Google génère le doute

Si la première manche de cette guerre informationnelle n’a pas bouleversé les positions concurrentielles faciales, elle donc a créé le germe du doute sur Google chez le grand public, les annonceurs, les partenaires, les influenceurs et les investisseurs. Elle relance la pression des concurrents pour bouleverser la position établie de Google dans le Search, et plus largement dans l’IA.

Cette bataille est d’autant plus cruciale pour Google qu’elle est existentielle : via le Search, elle impacte potentiellement plus de 50% de son chiffre d’affaires [ii].

Inversement, les risques sont proportionnellement bien plus faibles pour les concurrents, notamment Microsoft, pour lequel l’IA est un moteur stratégique qui va souvenir fortement tout le reste de ses activités – Office365, services cloud, etc. – et pour lequel la recherche Internet est avec Bing une activité accessoire[iii].

Dans cette bataille, Microsoft apparait clairement gagnant dans la première manche.

Cette guerre illustre l’asymétrie des risques entre leader et challenger. Innovateur majeur, « disrupteur » de ses prédécesseurs dans les années 2000, Google se trouve aujourd’hui dans une position défensive, sur une technologie d’IA (les LLM) qu’il a pourtant créée et dont il aurait dû être le premier bénéficiaire. Elle illustre aussi l’avantage de l’offensive. En jouant défensif à chaque étape (continuité de l’expérience utilisateur, IA responsable, sécurité…), Google a peiné à convaincre pleinement. Il a surtout été aidé par l’inertie des usages. Beaucoup d’utilisateurs ont néanmoins entraperçu de nouveaux horizons. Même si OpenAI et Bing n’ont pas encore massivement convaincu, ils ont effrité les défenses de Google. De nouveaux chocs – peut-être d’acteurs tiers – pourraient les ébranler plus massivement

Quel sera l’avenir  de cette confrontation ?

Il est encore difficile à prévoir. La technologie de LLM est encore jeune. Les usages sont encore émergents. Les nouveaux acteurs prolifèrent. En outre, la bataille va très vite s’étendre de l’échiquier économique aux échiquiers sociétaux et politiques. Les débats sur la propriété intellectuelles, comme les exigences en termes de conformité et de responsabilité se multiplient. Les risques sociétaux de l’IA sur l’emploi, et plus largement, l’humanité, inquiètent. Le 22 mars 2023, 1000 scientifiques dont Elon Musk signaient une lettre ouverte alertant sur ces multiples dangers et appelant à une pause. En Europe et aux USA, les politiques s’apprêtent à légiférer. En Chine, ils le font déjà.  
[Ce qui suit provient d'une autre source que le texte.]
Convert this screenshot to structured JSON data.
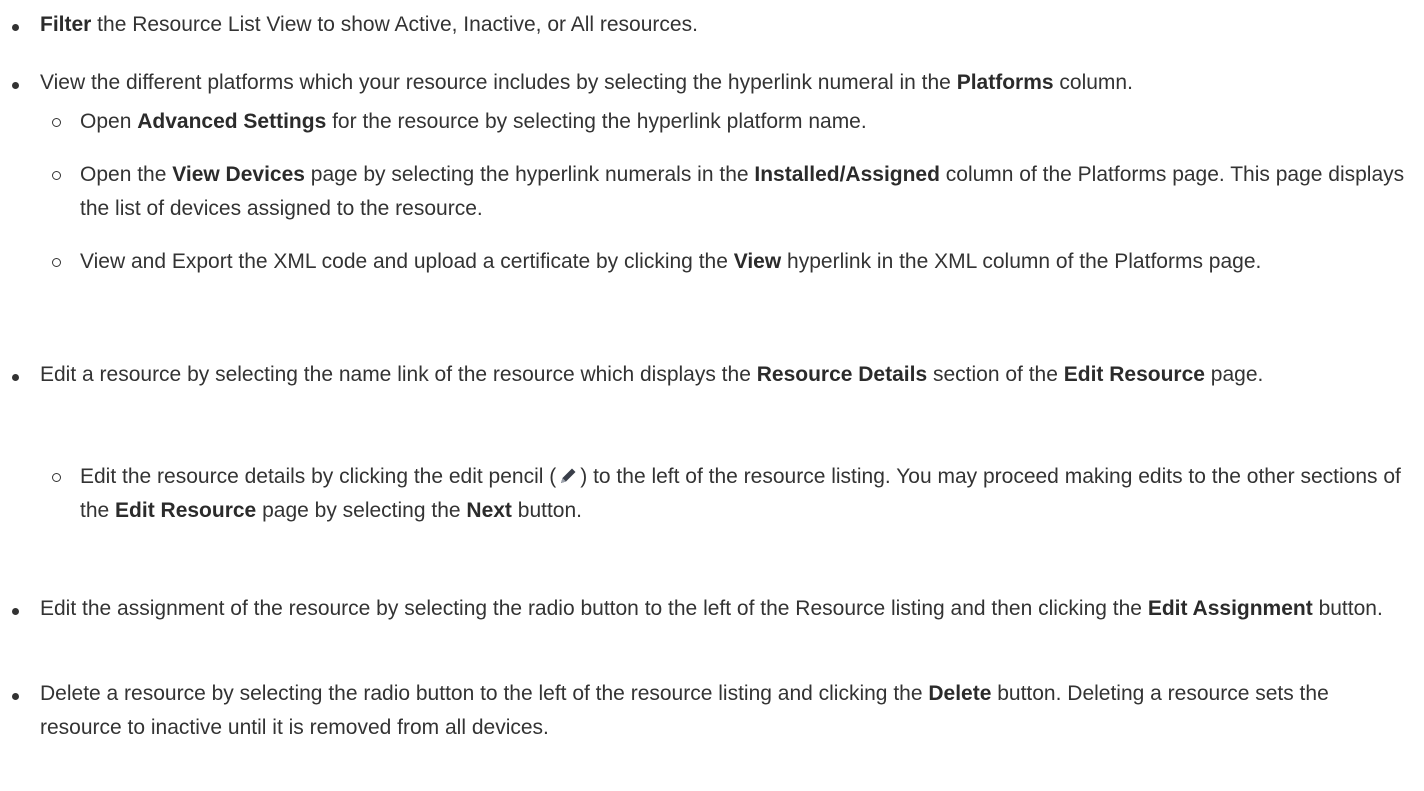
{
  "items": [
    {
      "parts": [
        {
          "b": true,
          "t": "Filter"
        },
        {
          "t": " the Resource List View to show Active, Inactive, or All resources."
        }
      ]
    },
    {
      "parts": [
        {
          "t": "View the different platforms which your resource includes by selecting the hyperlink numeral in the "
        },
        {
          "b": true,
          "t": "Platforms"
        },
        {
          "t": " column."
        }
      ],
      "sub": [
        {
          "parts": [
            {
              "t": "Open "
            },
            {
              "b": true,
              "t": "Advanced Settings"
            },
            {
              "t": " for the resource by selecting the hyperlink platform name."
            }
          ]
        },
        {
          "parts": [
            {
              "t": "Open the "
            },
            {
              "b": true,
              "t": "View Devices"
            },
            {
              "t": " page by selecting the hyperlink numerals in the "
            },
            {
              "b": true,
              "t": "Installed/Assigned"
            },
            {
              "t": " column of the Platforms page. This page displays the list of devices assigned to the resource."
            }
          ]
        },
        {
          "parts": [
            {
              "t": "View and Export the XML code and upload a certificate by clicking the "
            },
            {
              "b": true,
              "t": "View"
            },
            {
              "t": " hyperlink in the XML column of the Platforms page."
            }
          ]
        }
      ]
    },
    {
      "parts": [
        {
          "t": "Edit a resource by selecting the name link of the resource which displays the "
        },
        {
          "b": true,
          "t": "Resource Details"
        },
        {
          "t": " section of the "
        },
        {
          "b": true,
          "t": "Edit Resource"
        },
        {
          "t": " page."
        }
      ],
      "sub": [
        {
          "parts": [
            {
              "t": "Edit the resource details by clicking the edit pencil ("
            },
            {
              "icon": "pencil-icon"
            },
            {
              "t": ") to the left of the resource listing. You may proceed making edits to the other sections of the "
            },
            {
              "b": true,
              "t": "Edit Resource"
            },
            {
              "t": " page by selecting the "
            },
            {
              "b": true,
              "t": "Next"
            },
            {
              "t": " button."
            }
          ]
        }
      ]
    },
    {
      "parts": [
        {
          "t": "Edit the assignment of the resource by selecting the radio button to the left of the Resource listing and then clicking the "
        },
        {
          "b": true,
          "t": "Edit Assignment"
        },
        {
          "t": " button."
        }
      ]
    },
    {
      "parts": [
        {
          "t": "Delete a resource by selecting the radio button to the left of the resource listing and clicking the "
        },
        {
          "b": true,
          "t": "Delete"
        },
        {
          "t": " button. Deleting a resource sets the resource to inactive until it is removed from all devices."
        }
      ]
    }
  ]
}
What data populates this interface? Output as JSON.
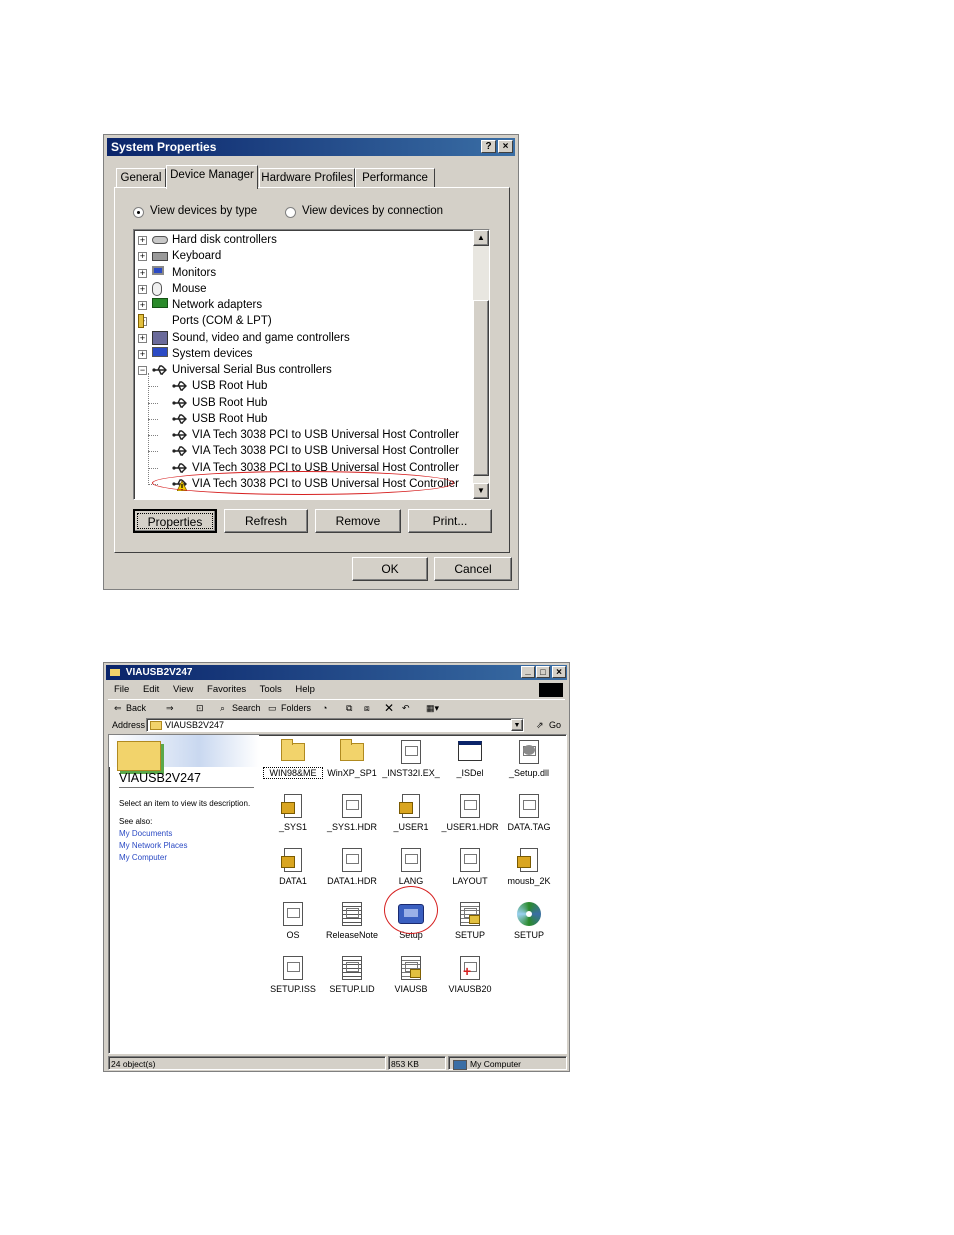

Google sera au cœur de ces batailles. Son principal concurrent, Microsoft, a su se réinventer face à des crises existentielles similaires (Internet dans les années 90, l’open source dans les années 2000, le cloud dans les années 2010). Google aura-t-il cette capacité, alors qu’il n’avait pas rencontré de rival sérieux sur son cœur de métier depuis des décennies ? Pour Google plus que pour tout autre acteur et compte tenu de sa mission affichée d’ « organiser les informations à l’échelle mondiale pour les rendre accessibles et utiles à tous », cette guerre sera totalement informationnelle. Comme le souligne Sundar Pichai le 5 septembre 2023, à l’aube des 25 ans de Google : qu’à fait Google jusque-là sinon d’aider le monde à trouver des réponses à ses questions du quotidien ? Pour les 25 prochaines années, d’ici 2048, l’enjeu sera de répondre aux questions de l’avenir et de chercher de nouvelles frontières. Google a des atouts dans cette bataille. Mais, tout en restant prudent, il devra désormais être offensif. 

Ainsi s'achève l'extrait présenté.